Prior to meeting with the coach, brainstorm some questions together of things he could ask him:
 
“Coach, can you tell me about your substitution policy? I noticed several times in the last game where things didn’t go the way I planned and I got subbed out. Was that intentional? Or just a coincidence? What can I do different next time as I love playing?”
 
“Coach, what are one or two things I can work on so I can get more playing time? I really love being out there with my teammates, I know I don’t always make the right pass, but I’d like to get better.”
 
When a (good) coach hears a player asking, “How can I get better?” This is music to his ears. So listen for how the coach articulates the feedback. Is he giving good tangible skills he could be working on (I.e, “You need to work on your bounce-passing. We worked on this in practice last week and I mentioned that any one who didn’t make a bounce pass was going to get subbed out.” or “You need to work on your shooting. If you’d like some feedback on your form, I’m happy to help you in the next practice.”)
 
From this conversation alone, you should be able to gauge how invested the coach is in helping his players get better and/or his lack of awareness of their coaching style. Either way, it’s great information for your son and awesome for him to build his confidence by asking! It’s the same skill we want kids to have with their teachers, if he doesn’t do well on a test, he needs to be the one to advocate for himself, which is going to lead to greater self-esteem, which is going to lead to greater competence and eventually to the holy grail — confidence!

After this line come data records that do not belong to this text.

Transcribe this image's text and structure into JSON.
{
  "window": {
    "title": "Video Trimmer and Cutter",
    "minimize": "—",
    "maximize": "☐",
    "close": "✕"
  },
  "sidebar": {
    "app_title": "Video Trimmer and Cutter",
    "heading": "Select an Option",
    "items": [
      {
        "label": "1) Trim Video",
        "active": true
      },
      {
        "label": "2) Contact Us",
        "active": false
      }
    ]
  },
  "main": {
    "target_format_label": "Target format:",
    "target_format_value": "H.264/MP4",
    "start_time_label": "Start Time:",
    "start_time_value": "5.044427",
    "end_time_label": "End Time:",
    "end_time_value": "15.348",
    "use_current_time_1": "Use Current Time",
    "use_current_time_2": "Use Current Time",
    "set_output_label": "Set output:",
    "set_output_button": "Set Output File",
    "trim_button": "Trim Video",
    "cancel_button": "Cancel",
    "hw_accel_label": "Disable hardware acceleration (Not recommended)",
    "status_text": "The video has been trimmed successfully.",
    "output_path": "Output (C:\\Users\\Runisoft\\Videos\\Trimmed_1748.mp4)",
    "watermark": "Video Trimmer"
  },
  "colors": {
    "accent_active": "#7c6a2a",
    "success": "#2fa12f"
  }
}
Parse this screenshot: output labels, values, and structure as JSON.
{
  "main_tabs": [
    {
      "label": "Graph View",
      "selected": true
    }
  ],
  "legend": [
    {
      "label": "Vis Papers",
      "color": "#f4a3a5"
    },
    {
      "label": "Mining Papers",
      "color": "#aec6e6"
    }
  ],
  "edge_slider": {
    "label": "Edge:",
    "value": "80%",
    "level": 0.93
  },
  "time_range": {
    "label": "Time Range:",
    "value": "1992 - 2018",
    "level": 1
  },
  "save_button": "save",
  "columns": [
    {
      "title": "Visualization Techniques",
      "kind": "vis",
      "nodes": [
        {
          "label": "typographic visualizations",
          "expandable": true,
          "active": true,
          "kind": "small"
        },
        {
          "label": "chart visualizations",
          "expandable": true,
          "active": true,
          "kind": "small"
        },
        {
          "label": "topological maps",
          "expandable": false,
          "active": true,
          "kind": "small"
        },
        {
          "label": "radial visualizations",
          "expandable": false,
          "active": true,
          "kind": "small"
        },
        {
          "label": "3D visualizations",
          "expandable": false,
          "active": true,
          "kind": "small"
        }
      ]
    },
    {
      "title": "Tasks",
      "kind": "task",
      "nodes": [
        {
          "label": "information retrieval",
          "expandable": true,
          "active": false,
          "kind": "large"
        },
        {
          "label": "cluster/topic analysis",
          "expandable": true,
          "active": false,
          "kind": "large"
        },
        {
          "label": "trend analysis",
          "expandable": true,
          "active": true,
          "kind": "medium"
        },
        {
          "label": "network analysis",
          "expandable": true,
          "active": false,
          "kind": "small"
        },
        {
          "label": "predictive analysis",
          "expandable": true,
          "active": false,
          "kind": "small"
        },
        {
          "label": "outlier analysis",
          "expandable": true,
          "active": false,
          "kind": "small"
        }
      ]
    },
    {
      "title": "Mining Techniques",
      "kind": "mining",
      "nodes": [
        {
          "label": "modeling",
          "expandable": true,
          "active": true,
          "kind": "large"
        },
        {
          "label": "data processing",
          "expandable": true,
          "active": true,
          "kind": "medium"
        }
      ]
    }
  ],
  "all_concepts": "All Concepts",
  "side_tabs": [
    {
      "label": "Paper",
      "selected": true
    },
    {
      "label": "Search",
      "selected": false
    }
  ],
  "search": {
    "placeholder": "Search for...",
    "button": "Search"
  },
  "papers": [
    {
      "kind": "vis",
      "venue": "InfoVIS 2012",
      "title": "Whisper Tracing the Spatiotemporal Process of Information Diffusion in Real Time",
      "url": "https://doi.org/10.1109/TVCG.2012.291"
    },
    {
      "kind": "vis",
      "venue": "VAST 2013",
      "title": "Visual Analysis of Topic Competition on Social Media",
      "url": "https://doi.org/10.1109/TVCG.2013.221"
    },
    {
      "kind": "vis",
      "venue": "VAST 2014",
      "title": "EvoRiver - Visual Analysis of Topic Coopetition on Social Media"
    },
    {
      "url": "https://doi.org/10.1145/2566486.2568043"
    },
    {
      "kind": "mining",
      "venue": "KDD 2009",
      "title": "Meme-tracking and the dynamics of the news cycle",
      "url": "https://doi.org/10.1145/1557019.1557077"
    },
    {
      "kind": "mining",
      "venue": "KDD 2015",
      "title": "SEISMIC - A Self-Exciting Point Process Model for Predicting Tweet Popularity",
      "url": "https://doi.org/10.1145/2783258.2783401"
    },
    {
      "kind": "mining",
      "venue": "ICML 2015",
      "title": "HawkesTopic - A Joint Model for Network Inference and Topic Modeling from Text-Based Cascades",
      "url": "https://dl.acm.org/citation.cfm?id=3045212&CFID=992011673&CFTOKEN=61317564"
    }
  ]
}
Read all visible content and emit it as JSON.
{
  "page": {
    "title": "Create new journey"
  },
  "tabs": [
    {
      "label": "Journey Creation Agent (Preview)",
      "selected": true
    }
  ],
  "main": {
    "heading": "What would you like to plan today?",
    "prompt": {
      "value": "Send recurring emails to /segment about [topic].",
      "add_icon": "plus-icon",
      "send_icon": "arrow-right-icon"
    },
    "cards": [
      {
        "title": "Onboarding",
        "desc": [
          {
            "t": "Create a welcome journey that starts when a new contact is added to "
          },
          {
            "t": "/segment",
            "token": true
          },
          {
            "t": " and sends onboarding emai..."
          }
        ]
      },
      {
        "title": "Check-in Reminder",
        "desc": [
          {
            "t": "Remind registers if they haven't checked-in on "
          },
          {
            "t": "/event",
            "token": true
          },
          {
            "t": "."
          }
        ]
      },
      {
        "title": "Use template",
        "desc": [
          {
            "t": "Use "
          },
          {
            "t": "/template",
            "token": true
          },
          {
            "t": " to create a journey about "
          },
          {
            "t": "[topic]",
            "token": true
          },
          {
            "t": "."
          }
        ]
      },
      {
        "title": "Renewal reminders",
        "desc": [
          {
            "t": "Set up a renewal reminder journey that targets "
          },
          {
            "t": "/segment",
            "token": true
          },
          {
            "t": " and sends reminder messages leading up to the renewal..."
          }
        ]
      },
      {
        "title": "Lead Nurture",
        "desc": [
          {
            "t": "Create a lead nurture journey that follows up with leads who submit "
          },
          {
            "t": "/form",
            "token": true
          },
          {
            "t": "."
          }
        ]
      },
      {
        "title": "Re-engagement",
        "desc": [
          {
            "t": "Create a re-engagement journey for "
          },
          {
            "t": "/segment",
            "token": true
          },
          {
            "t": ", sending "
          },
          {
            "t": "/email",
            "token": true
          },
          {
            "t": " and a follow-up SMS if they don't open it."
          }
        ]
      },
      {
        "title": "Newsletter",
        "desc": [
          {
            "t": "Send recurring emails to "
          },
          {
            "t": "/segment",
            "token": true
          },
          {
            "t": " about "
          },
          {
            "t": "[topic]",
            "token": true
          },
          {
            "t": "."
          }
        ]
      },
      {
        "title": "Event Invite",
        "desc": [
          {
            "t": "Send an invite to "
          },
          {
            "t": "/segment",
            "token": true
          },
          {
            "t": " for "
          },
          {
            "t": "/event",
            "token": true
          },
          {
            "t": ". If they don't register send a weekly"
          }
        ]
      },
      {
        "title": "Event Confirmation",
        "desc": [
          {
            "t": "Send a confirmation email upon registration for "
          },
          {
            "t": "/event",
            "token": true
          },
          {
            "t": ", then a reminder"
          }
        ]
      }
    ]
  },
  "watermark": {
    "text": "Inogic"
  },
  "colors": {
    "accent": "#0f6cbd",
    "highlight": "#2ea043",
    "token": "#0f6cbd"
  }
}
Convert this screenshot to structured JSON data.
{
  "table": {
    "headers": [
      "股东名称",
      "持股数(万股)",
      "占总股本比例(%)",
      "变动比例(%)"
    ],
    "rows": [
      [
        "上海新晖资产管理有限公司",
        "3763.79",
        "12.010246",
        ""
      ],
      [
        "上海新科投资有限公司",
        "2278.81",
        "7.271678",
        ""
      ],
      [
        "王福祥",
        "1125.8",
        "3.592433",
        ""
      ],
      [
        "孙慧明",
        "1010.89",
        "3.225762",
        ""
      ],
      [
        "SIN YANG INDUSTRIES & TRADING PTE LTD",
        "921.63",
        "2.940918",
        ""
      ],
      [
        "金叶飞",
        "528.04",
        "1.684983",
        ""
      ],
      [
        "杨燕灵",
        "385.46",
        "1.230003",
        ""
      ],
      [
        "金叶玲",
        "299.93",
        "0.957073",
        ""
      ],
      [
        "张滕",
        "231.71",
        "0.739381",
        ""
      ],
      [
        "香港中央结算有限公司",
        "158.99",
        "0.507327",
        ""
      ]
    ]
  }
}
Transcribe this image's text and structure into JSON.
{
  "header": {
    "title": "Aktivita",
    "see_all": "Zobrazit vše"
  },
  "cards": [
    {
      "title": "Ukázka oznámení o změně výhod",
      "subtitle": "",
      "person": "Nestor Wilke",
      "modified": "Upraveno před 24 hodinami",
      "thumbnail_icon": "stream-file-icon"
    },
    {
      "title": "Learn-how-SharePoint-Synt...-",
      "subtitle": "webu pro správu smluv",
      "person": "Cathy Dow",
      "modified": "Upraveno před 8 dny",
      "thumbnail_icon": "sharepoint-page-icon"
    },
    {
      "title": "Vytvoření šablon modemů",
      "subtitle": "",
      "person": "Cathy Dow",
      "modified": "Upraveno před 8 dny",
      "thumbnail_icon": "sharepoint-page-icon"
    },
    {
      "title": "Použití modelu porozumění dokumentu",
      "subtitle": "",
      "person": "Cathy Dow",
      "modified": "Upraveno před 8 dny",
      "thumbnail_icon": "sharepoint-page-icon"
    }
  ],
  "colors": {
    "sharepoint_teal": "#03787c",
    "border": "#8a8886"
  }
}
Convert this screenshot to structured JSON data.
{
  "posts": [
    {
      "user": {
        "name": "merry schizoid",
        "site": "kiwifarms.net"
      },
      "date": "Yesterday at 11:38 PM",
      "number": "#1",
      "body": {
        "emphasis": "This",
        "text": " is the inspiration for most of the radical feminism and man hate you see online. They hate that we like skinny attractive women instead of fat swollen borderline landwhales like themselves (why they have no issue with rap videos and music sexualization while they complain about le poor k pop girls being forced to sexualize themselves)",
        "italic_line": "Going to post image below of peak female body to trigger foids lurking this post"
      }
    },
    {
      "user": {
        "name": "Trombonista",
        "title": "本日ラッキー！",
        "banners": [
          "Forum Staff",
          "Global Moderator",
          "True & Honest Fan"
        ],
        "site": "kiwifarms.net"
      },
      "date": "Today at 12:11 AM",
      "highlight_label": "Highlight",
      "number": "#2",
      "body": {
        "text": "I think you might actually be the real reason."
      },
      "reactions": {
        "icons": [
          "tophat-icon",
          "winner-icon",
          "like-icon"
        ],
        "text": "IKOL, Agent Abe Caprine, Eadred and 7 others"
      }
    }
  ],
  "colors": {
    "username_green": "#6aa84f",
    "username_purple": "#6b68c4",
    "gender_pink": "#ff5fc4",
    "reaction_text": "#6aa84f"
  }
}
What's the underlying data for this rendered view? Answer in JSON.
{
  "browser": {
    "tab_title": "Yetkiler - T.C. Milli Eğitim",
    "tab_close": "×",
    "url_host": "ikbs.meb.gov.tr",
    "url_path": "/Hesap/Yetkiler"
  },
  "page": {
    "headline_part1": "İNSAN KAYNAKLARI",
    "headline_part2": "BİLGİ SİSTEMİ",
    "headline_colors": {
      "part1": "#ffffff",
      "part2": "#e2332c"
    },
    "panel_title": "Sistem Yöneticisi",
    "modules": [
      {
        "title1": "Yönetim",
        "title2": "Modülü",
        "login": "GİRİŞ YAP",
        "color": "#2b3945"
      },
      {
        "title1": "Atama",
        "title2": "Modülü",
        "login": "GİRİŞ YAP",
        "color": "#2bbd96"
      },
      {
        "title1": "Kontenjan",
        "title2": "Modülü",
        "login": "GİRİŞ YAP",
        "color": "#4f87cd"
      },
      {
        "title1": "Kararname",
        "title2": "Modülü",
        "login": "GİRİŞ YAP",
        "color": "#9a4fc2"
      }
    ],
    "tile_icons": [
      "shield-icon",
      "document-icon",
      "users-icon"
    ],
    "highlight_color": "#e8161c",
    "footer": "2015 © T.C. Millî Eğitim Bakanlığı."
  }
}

The more internal confidence and belief in he has, the better able he is to know his opinion counts and he can and should use his voice.
 
If your son has the conversation, works on what is asked and you don’t see any improvement, then you should take the step of speaking directly to the coach as well. There is no “one size fits all” answer here on whether you should stay for the season if you feel it is jeopardizing his confidence, but start with working directly with the coach, if that doesn’t work, get a director involved and then together you can make a decision what is best for your son in this season.